005: Engaging Display Boards

I usually only write one post a weekend in order to keep myself from becoming too overwhelmed.  However, as I was working on my paper for school (teachers should always be striving to increase their knowledge), I came across a reoccurring element – Functional and engaging display boards.

One thing in a classroom that almost anyone can recall from their school days are the mass amount of display boards, but I’m guessing many people cannot remember what those display boards actually, well, displayed.  As a teacher, I found in the beginning that putting together a display board was one of my weakest areas.  Note, I said putting together a display board, not creating an impressive visual.  My display boards in the past were mediocre at best.  This was because I didn’t find purpose in them.  Sure, students love a new display, and whatever you have created may inspire them initially, but the moment is usually short lived.  This has been the case in my experience, and from what I’ve observed from many colleagues.

Sure, students love a new display, and whatever you have created may inspire them initially, but the moment is usually short lived.

However, the display board is not something that will go away soon, and every teacher will be expected to create them throughout the year.  So, if this is the case, then I feel we need to address two important questions:

  • How can we make a display that does not take a lot of time?
  • How can we make a display that engages the students throughout each term?

It has taken some time for me to answer this, and I’m still exploring the theory of display boards, but the following are 3 steps which I have found helpful to relieve my planning time, engage students, and to ensure they do not become “display board blind”.

Step 1 – What Must My Students Achieve?

The first step is to think critically about what your students must achieve by the end of the term, or half-term.  What is the topic?  What specifically should they know by the end of the topic?  Are there any surprise elements that students might struggle with, such as tricky vocabulary?  It’s important to understand where your students must be at the end of a unit, and what they’ll need to get there.

Step 2 – Apply Learning of Targets to Displays

Now that you’ve considered targets, and tricky parts students may need support with, how can students display their new knowledge?  This is key, so let me repeat myself – how can STUDENTS display their new knowledge?  This can be as simple as a KWL Board (What students Know, Want to know, and Learned), or as complicated as a research project that they build upon throughout the unit of study.

Essentially, your students are going to build the content for your display boards.  You just need to create the medium for them to do this.

Step 3 – Create the Display Board Structure

Now that you have addressed the first two points, create your display board structure.  I suggest backing your board, adding the appropriate boarder, creating a title for the display, and providing any relevant resources.  Once you’ve done this, take time to explain the purpose and structure of the board to your class.  After that, let them build it!

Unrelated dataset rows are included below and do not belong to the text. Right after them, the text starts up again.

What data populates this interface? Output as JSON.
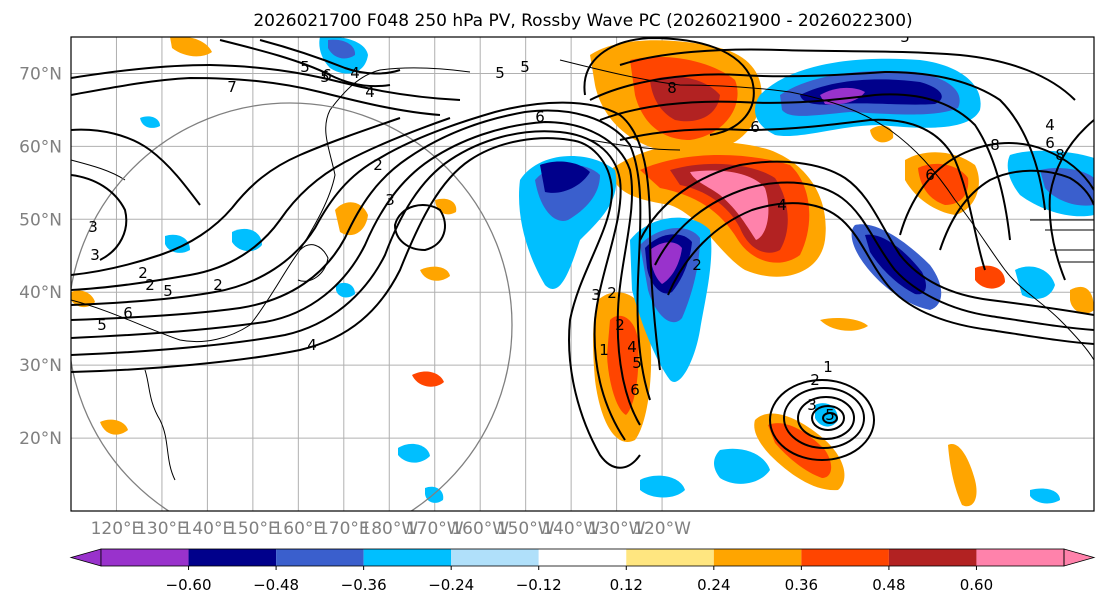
{
  "title": "2026021700 F048 250 hPa PV, Rossby Wave PC (2026021900 - 2026022300)",
  "lat_labels": [
    "70°N",
    "60°N",
    "50°N",
    "40°N",
    "30°N",
    "20°N"
  ],
  "lon_labels": [
    "120°E",
    "130°E",
    "140°E",
    "150°E",
    "160°E",
    "170°E",
    "180°W",
    "170°W",
    "160°W",
    "150°W",
    "140°W",
    "130°W",
    "120°W"
  ],
  "colorbar": {
    "tick_labels": [
      "−0.60",
      "−0.48",
      "−0.36",
      "−0.24",
      "−0.12",
      "0.12",
      "0.24",
      "0.36",
      "0.48",
      "0.60"
    ],
    "colors": [
      "#9932cc",
      "#00008b",
      "#3a5fcd",
      "#00bfff",
      "#b0e0fa",
      "#ffffff",
      "#ffe680",
      "#ffa500",
      "#ff4500",
      "#b22222",
      "#ff82ab"
    ]
  },
  "contour_labels": [
    "5",
    "4",
    "6",
    "7",
    "5",
    "3",
    "2",
    "2",
    "2",
    "5",
    "6",
    "5",
    "3",
    "3",
    "2",
    "4",
    "5",
    "4",
    "5",
    "6",
    "8",
    "6",
    "4",
    "3",
    "2",
    "1",
    "2",
    "4",
    "5",
    "6",
    "2",
    "1",
    "2",
    "3",
    "5",
    "6",
    "8",
    "6",
    "8",
    "4",
    "5"
  ],
  "map": {
    "projection": "cylindrical",
    "lon_range": "110°E to 115°W",
    "lat_range": "10°N to 75°N",
    "feature": "gray great-circle ring centered near 140°E 35°N"
  }
}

To help illustrate this structure, here is what I’ve recently done:

  • My students are learning about Brazil this term.  After a brief survey of the class, I found many of my kiddos know quite a bit about Brazil already, so I wanted to push their understanding of the topic.
  • I created a ‘Twitter’ display board.  Here, the students work to find facts they didn’t already know, whether through the lessons, or outside of class time.
  • They take a sheet of pre-cut paper, and a marker I provided, to write their own “Tweet” about the new fact.  For fun, the students then get to write a unique hashtag below their fact.
  • If the fact meets the objective of the board, then I put it up.
All About Brazil ‘Twitter’ Display Board

The display may be bare bones at first, but it quickly fills up.  It’s been 3 weeks into the Spring term and my students are still talking about new facts they have found.  They’ve even begun sharing good resources from which they found their facts.

The ‘Twitter’ display board only took me 10 minutes to put up, and it’s not at all an amazing visual, but it is growing quickly by the involvement of my students.  They are building the board, and they are learning while they do it.  What’s more, my display has been praised by my Head Teacher even though it’s far from eye-catching, especially compared to many of my colleagues’ amazing boards.  He noted that it may not be fancy, but the students love it and are truly demonstrating their learning in a unique way.

If you enjoy putting up colourful, and fun displays, then don’t let me keep you.  Keep being your amazing self.  However, if you’re like me and find yourself short on time, don’t waste energy trying achieve some type of wow-factor.  Create a display that engages your students, but leaves you time to focus on what matters, their overall achievement in school and in life.